No estaba segura de que fuese lo más adecuado, pero al menos podría cumplir uno de sus caprichos y de paso tener otro punto de vista respecto a las cosas…

Con mucho sigilo, se dirigió a la puerta del estudio para asomarse y ver si había alguien cerca. En concreto, no quería que Sebastian se acercara, pero para su fortuna, él estaba limpiando unos antiguos candelabros de plata, tarea que de seguro lo tendría entretenido por al menos una hora, así que cerró la puerta con seguro y abrió la ventana. Después sacó del bolsillo de sus jeans el silbato que William le dio y se dispuso a usarlo.
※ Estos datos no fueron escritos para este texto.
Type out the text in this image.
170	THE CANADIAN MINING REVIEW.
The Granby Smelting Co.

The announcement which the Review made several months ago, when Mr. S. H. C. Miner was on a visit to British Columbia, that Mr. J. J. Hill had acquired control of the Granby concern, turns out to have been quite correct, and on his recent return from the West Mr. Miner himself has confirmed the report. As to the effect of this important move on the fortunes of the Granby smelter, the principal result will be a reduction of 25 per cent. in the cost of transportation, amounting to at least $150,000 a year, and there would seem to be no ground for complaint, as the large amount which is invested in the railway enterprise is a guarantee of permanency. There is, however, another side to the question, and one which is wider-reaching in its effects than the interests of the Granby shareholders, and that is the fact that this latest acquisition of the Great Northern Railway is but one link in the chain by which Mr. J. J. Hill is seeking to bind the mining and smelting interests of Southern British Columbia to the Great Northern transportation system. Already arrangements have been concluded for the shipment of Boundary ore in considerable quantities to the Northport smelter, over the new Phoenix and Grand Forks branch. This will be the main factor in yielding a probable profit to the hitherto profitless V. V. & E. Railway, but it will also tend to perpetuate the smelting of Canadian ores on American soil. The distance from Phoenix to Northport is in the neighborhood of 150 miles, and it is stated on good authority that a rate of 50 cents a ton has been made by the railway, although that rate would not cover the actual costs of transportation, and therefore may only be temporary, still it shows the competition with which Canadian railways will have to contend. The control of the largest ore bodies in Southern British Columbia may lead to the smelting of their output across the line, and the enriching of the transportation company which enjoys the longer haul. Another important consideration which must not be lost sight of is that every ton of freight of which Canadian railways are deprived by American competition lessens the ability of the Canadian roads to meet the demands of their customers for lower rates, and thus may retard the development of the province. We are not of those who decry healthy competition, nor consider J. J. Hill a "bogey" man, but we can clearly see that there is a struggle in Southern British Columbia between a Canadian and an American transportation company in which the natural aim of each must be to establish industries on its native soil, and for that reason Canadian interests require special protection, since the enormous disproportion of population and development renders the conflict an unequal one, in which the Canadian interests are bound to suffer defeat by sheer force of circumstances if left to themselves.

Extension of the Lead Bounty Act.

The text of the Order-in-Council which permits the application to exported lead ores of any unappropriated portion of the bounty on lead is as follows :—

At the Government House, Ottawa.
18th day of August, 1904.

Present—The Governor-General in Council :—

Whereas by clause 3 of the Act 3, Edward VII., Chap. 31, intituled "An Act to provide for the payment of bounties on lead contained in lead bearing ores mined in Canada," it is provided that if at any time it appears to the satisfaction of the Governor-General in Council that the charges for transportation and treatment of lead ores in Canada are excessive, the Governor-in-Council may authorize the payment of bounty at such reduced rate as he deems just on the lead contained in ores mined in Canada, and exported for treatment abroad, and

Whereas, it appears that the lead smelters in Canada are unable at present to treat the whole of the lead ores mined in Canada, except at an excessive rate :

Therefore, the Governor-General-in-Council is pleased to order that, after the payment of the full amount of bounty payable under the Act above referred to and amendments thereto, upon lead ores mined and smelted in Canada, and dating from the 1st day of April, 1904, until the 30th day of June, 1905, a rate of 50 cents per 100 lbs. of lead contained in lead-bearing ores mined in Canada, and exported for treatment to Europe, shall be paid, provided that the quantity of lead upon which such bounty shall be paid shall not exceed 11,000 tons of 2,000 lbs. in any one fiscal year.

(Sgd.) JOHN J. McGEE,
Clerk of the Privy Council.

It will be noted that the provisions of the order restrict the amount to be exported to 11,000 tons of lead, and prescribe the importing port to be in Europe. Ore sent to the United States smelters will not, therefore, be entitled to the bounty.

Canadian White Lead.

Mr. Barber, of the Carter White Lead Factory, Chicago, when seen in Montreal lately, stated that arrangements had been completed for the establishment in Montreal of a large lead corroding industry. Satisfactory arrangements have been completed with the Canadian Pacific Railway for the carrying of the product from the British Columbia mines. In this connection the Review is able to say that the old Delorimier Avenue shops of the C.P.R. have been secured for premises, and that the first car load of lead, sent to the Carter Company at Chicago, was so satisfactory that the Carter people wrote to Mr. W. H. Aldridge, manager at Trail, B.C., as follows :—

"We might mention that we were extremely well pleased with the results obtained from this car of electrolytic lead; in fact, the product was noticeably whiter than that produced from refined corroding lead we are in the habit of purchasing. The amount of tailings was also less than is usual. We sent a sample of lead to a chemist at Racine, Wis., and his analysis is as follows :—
No pasó más de un minuto antes de que una paloma gris entrara al estudio y se posara sobre la mesa, con los ojos fijos en la chica.

-Un mensajero ¿eh?... debí imaginarlo. Muy bien, veamos –se sentó en la silla y escribió una pequeña nota. Después la ató a la patita de la paloma y ésta voló hasta perderse en el cielo.

Unos quince minutos más tarde, alguien tocó la puesta del estudio y ella se levantó para abrir.

-Señorita, hay dos shinigamis en la puerta… -la actitud del mayordomo le decía que esperaba una explicación al respecto.

-¿Tan rápido?... creí que iba a tomar más tiempo y… -Sebastian estaba desconcertado- eh… yo los llamé.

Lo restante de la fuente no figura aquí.